2000’li yıllara kadar her türlü atığın boşaltıldığı bir yer olarak kullanılan İzmir Körfezi’nde, İzmir Büyükşehir Belediyesinin çevre yatırımlarıyla hız kazanan temizlenme süreci devam ediyor. Körfez’deki olumlu değişim bilimsel yöntemlerle tespit edilirken, deniz altındaki canlı yaşamını izlemek amacıyla çekilen su altı fotoğrafları da Körfez’deki çarpıcı iyileşmeyi gözler önüne seriyor. İZSU Genel Müdürlüğünün Dokuz Eylül Üniversitesi Deniz Bilimleri Teknolojisi Enstitüsü ile yürüttüğü İzmir Körfezi Oşinografik İzleme projesinde 9 öğretim üyesi görev alıyor. İlkbahar, yaz, sonbahar ve kış olmak üzere yılda 4 kez Koca Piri Reis Gemisi ile iç, orta ve dış Körfez’den 30’a yakın istasyondan numune alan öğretim üyelerine 12 gemi personeli eşlik ediyor.

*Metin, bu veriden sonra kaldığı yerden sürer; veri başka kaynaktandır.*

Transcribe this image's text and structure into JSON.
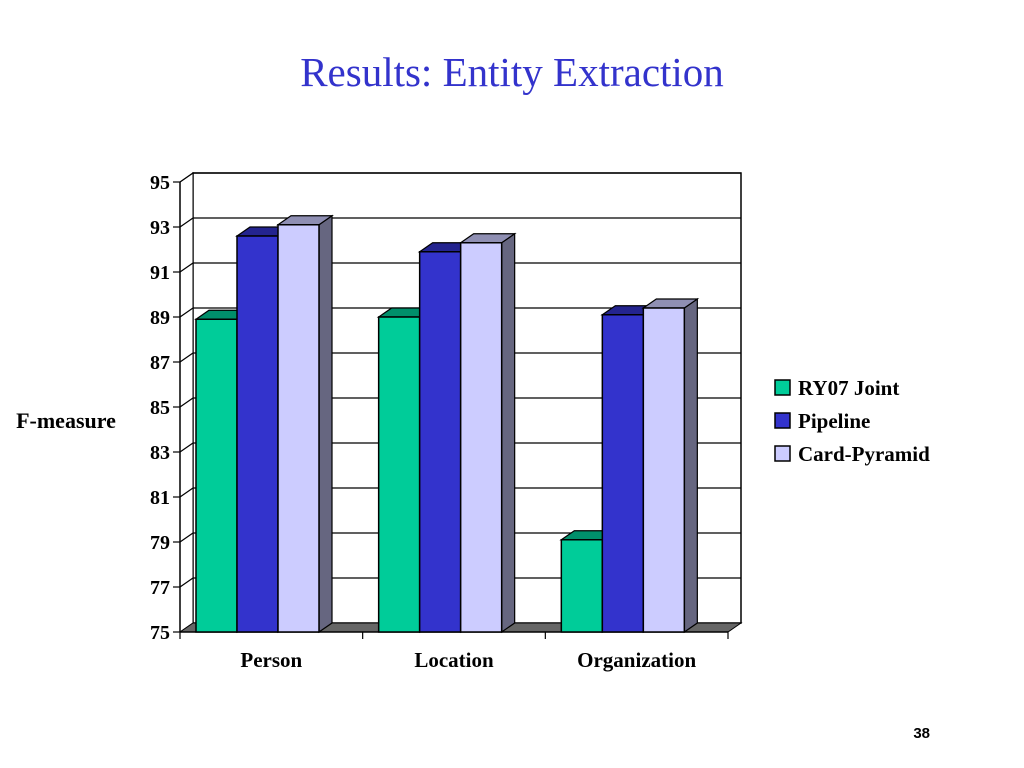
{
  "slide": {
    "title": "Results: Entity Extraction",
    "page_number": "38"
  },
  "chart_data": {
    "type": "bar",
    "title": "",
    "ylabel": "F-measure",
    "xlabel": "",
    "categories": [
      "Person",
      "Location",
      "Organization"
    ],
    "series": [
      {
        "name": "RY07 Joint",
        "values": [
          88.9,
          89.0,
          79.1
        ],
        "color": "#00cc99"
      },
      {
        "name": "Pipeline",
        "values": [
          92.6,
          91.9,
          89.1
        ],
        "color": "#3333cc"
      },
      {
        "name": "Card-Pyramid",
        "values": [
          93.1,
          92.3,
          89.4
        ],
        "color": "#ccccff"
      }
    ],
    "ylim": [
      75,
      95
    ],
    "yticks": [
      "75",
      "77",
      "79",
      "81",
      "83",
      "85",
      "87",
      "89",
      "91",
      "93",
      "95"
    ],
    "grid": true,
    "style": "3d-bar",
    "legend_position": "right"
  }
}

"Metal analizinde bulunuyoruz"
Proje Koordinatörü Prof. Dr. Filiz Küçüksezgin, İZSU Genel Müdürlüğü ile birlikte yürüttükleri İzmir Körfezi Oşinografik İzleme projesini büyük kanal projesinin devreye girdiği 2000 yılından bu yana aralıksız sürdürdüklerini belirterek, Körfez’de giderek artan bir iyileşme sürecinin yaşandığına dikkat çekti. Körfez’deki fiziksel, kimyasal ve biyolojik değişkenleri ölçtüklerini belirten Prof. Küçüksezgin, “Anında değerlendirmemiz gereken numuneleri geminin laboratuvarında inceliyoruz. Balık örneklerini ve çamur örneklerini ise dondurarak götürdüğümüz enstitünün kimya laboratuvarında değerlendiriyoruz. 15 istasyonda kimyasal değişkenlere bakıyoruz. Seçilmiş bölgelerden aldığımız balık örneklerinde ağır metal analizi yapıyoruz. 18 noktada ise deniz dibi çamur örneklerinin metal analizinde bulunuyoruz” dedi.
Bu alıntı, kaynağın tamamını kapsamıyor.